When he got close enough to see them, his face sagged and his knees weakened. John and Bridget were sitting on a log, lost in their own world. Both had fresh scars on their mother’s hollow cheekbones, and their brown eyes were unfocussed. Bridget had a sad, listless smile on her face, the same one he’d seen when, after being locked in their room for misbehaving, she’d calmed down and continued her conversations with thin air. John had a completely vacant look on his face, and was so inattentive that he wouldn’t have noticed if a gun had being placed between his eyes.
As always, Donal felt guilty about the times he or others had beaten the children for being silly – it clearly hadn’t helped them. But the consensus had been that it had been partly deserved, when one considered their heretical thoughts – one of which was that creatures like the one he’d run into were not evil. How could they believe that, without having their minds poisoned?
Donal stepped closer, and the hair rose on the back of his neck, telling him that he wasn’t alone. He looked over his shoulder and nearly screamed as he saw the shape of the…creature coming up behind him. Whimpering, he scrambled closer to the children, knowing that he had to get them out.
And stopped in shock as a voice from behind them – an actual human voice, taut and angry – ordered him to hold it right there. At this point, he simply stopped trying to understand what was going on and obeyed, hoping it would be over soon. He didn’t know the voice of the man, but the face had been posted everywhere, with warnings to watch out for him: the notorious mercenary and infidel Red Eyes, whose name was spoken in hushed whispers and, rumour had it, had been to Mweelrea itself!
Only the man’s face was visible under the bush he appeared to be wearing, but it wasn’t any comfort. The eyes, normally covered by a pair of black spectacles, were as frighteningly red as the beast’s. An ugly but precise scar marred the man’s left cheek, curving in a S-shape up from his mouth; it looked more like a branding or part of a rite of some sort that an accident. The man’s hands clutched an automatic rifle of some sort, with the magazine hanging behind the trigger, a telescopic sight mounted on the top, and a bulbous extension mounted on the end of the barrel.
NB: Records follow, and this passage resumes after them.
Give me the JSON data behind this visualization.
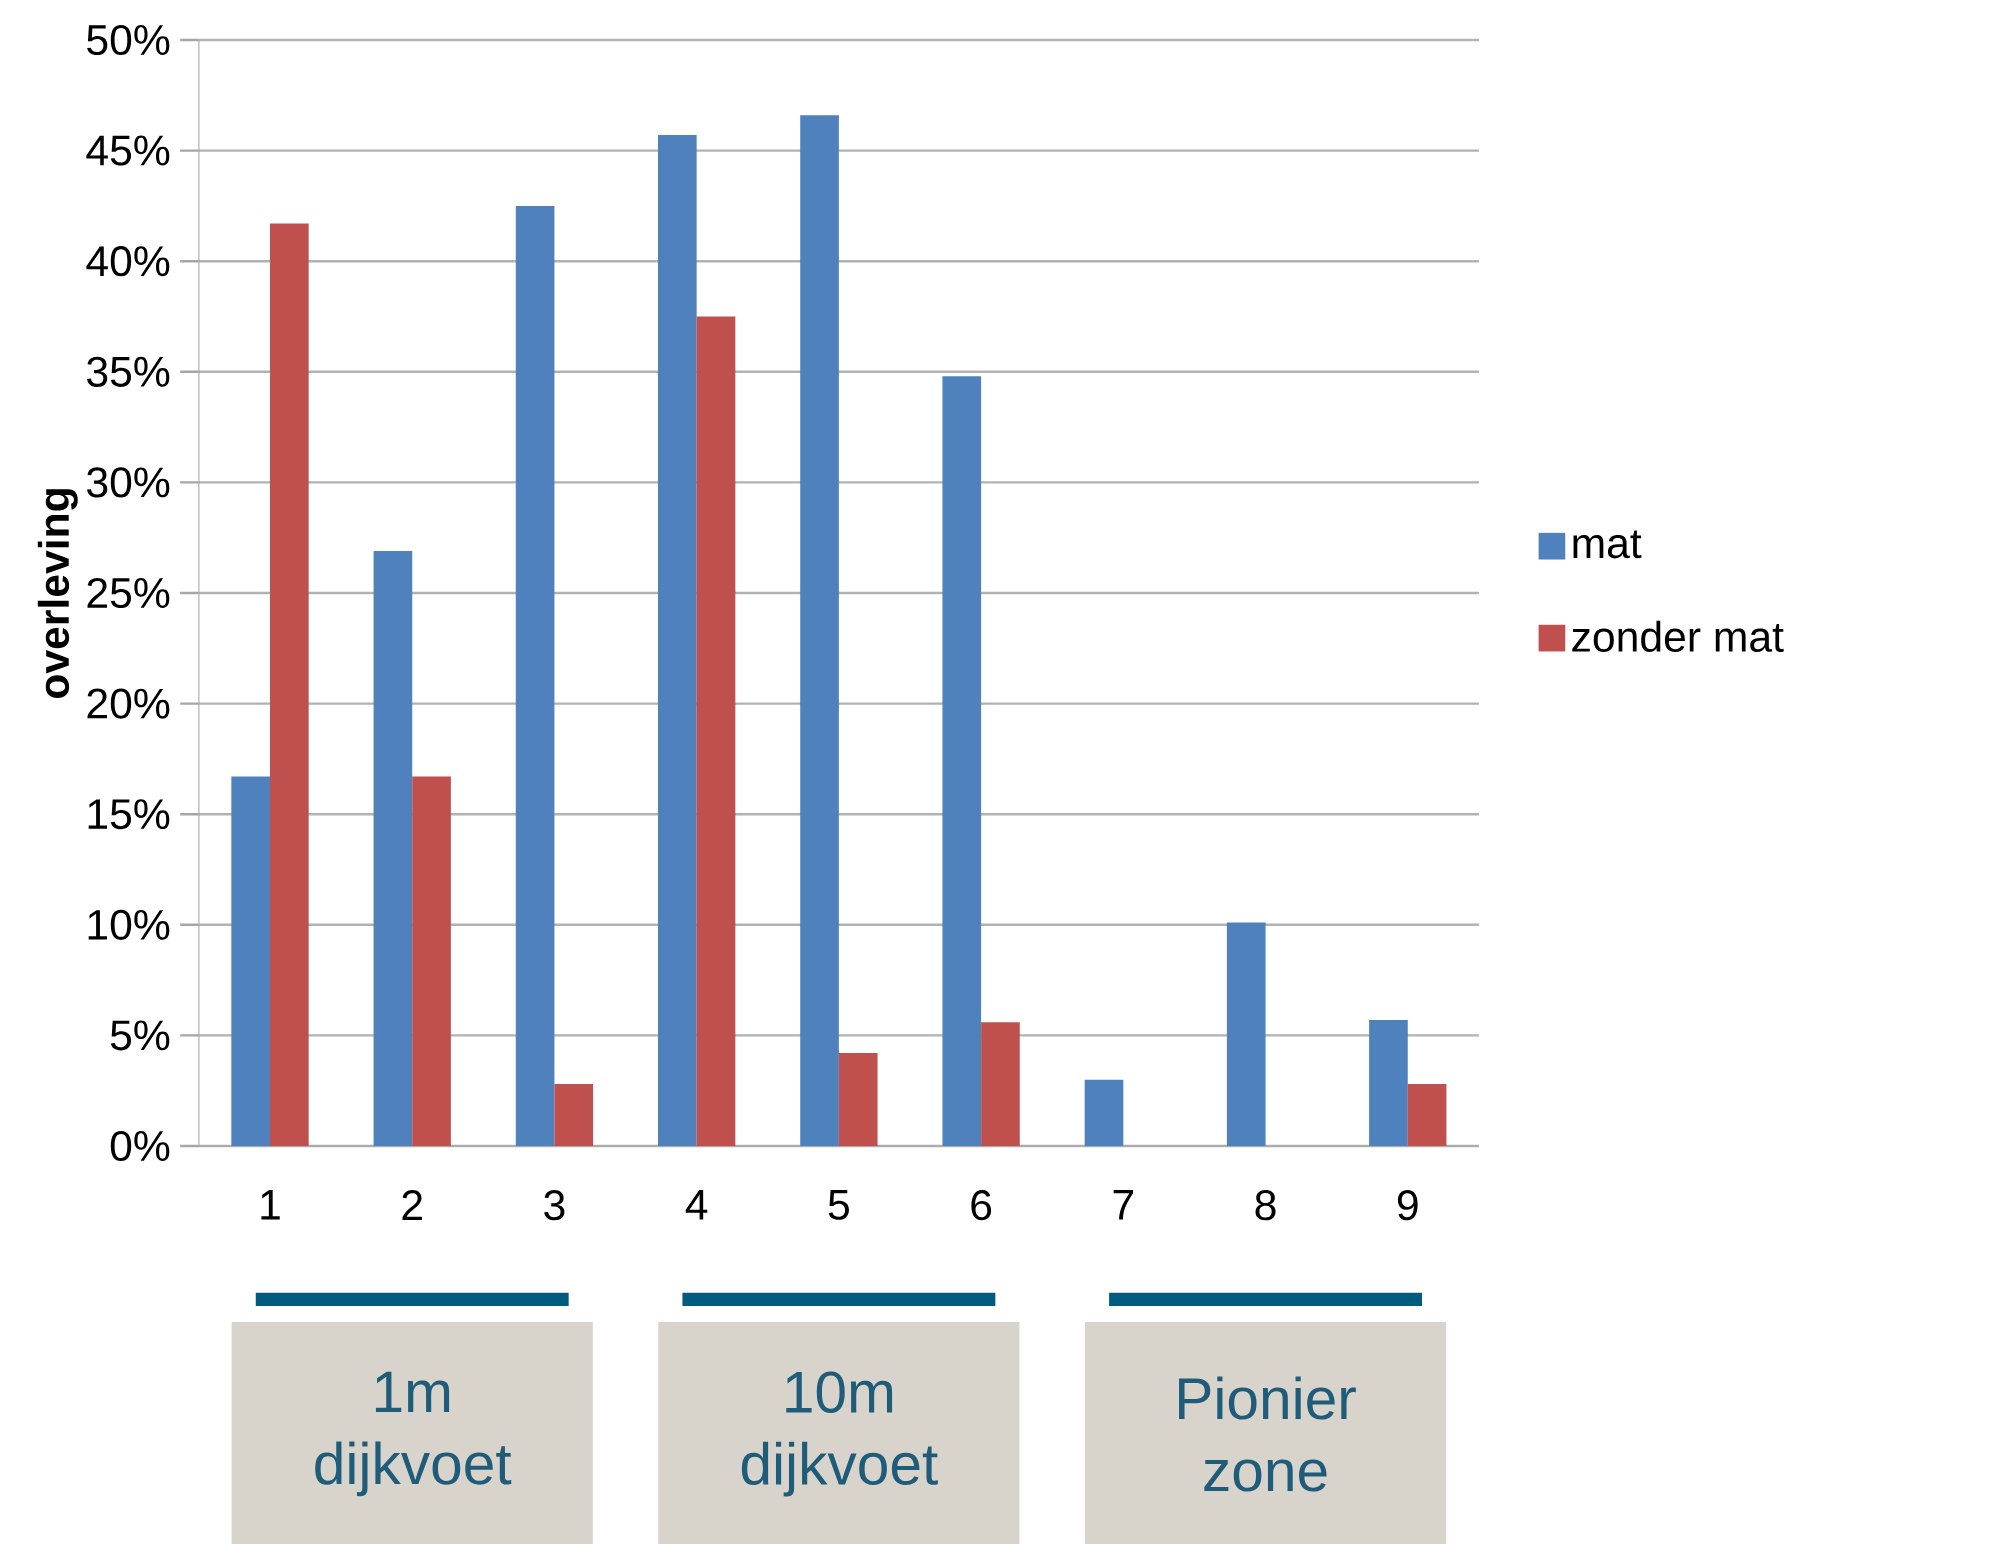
{
  "chart_data": {
    "type": "bar",
    "ylabel": "overleving",
    "categories": [
      "1",
      "2",
      "3",
      "4",
      "5",
      "6",
      "7",
      "8",
      "9"
    ],
    "series": [
      {
        "name": "mat",
        "color": "#4f81bd",
        "values": [
          16.7,
          26.9,
          42.5,
          45.7,
          46.6,
          34.8,
          3.0,
          10.1,
          5.7
        ]
      },
      {
        "name": "zonder mat",
        "color": "#c0504d",
        "values": [
          41.7,
          16.7,
          2.8,
          37.5,
          4.2,
          5.6,
          0,
          0,
          2.8
        ]
      }
    ],
    "ylim": [
      0,
      50
    ],
    "yticks": [
      {
        "value": 0,
        "label": "0%"
      },
      {
        "value": 5,
        "label": "5%"
      },
      {
        "value": 10,
        "label": "10%"
      },
      {
        "value": 15,
        "label": "15%"
      },
      {
        "value": 20,
        "label": "20%"
      },
      {
        "value": 25,
        "label": "25%"
      },
      {
        "value": 30,
        "label": "30%"
      },
      {
        "value": 35,
        "label": "35%"
      },
      {
        "value": 40,
        "label": "40%"
      },
      {
        "value": 45,
        "label": "45%"
      },
      {
        "value": 50,
        "label": "50%"
      }
    ],
    "grid": "y",
    "legend": "right",
    "annotations": [
      "1m dijkvoet",
      "10m dijkvoet",
      "Pionier zone"
    ]
  }
}
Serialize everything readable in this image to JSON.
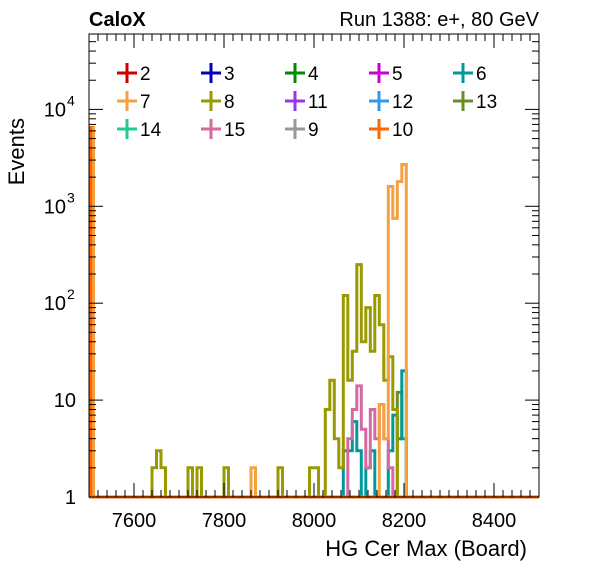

It was pointed at Donal, who realised with a sour taste rising in his throat that the man was going to kill him.
I am sorry, Oisin, the thought echoed inside his head. Intuition made him look over his shoulder, and he froze as the animal approached him, but the thinking part of his brain realised that the animal was apologising to Red Eyes! But why? Donal thought frantically, are they working together?
Yes we are. Oisin is…ah, what is the term? the creature thought at him, scratching it’s head. The red eyes now looked vaguely embarrassed rather than malignant, unable to remember the word.
“I’m his boss, if you like. Anyway, Biss, you did screw up – although considering how bad the fog is, I’m not that surprised. John, Bridget, turn away and cover your ears,” the scavenger told the twins in a surprisingly gentle voice, but his face was anything but as he aimed the rifle.
“Why?” Donal croaked. The man paused, considering the question.
“You’ve hurt the kids enough,” he answered tiredly, just as he squeezed the trigger.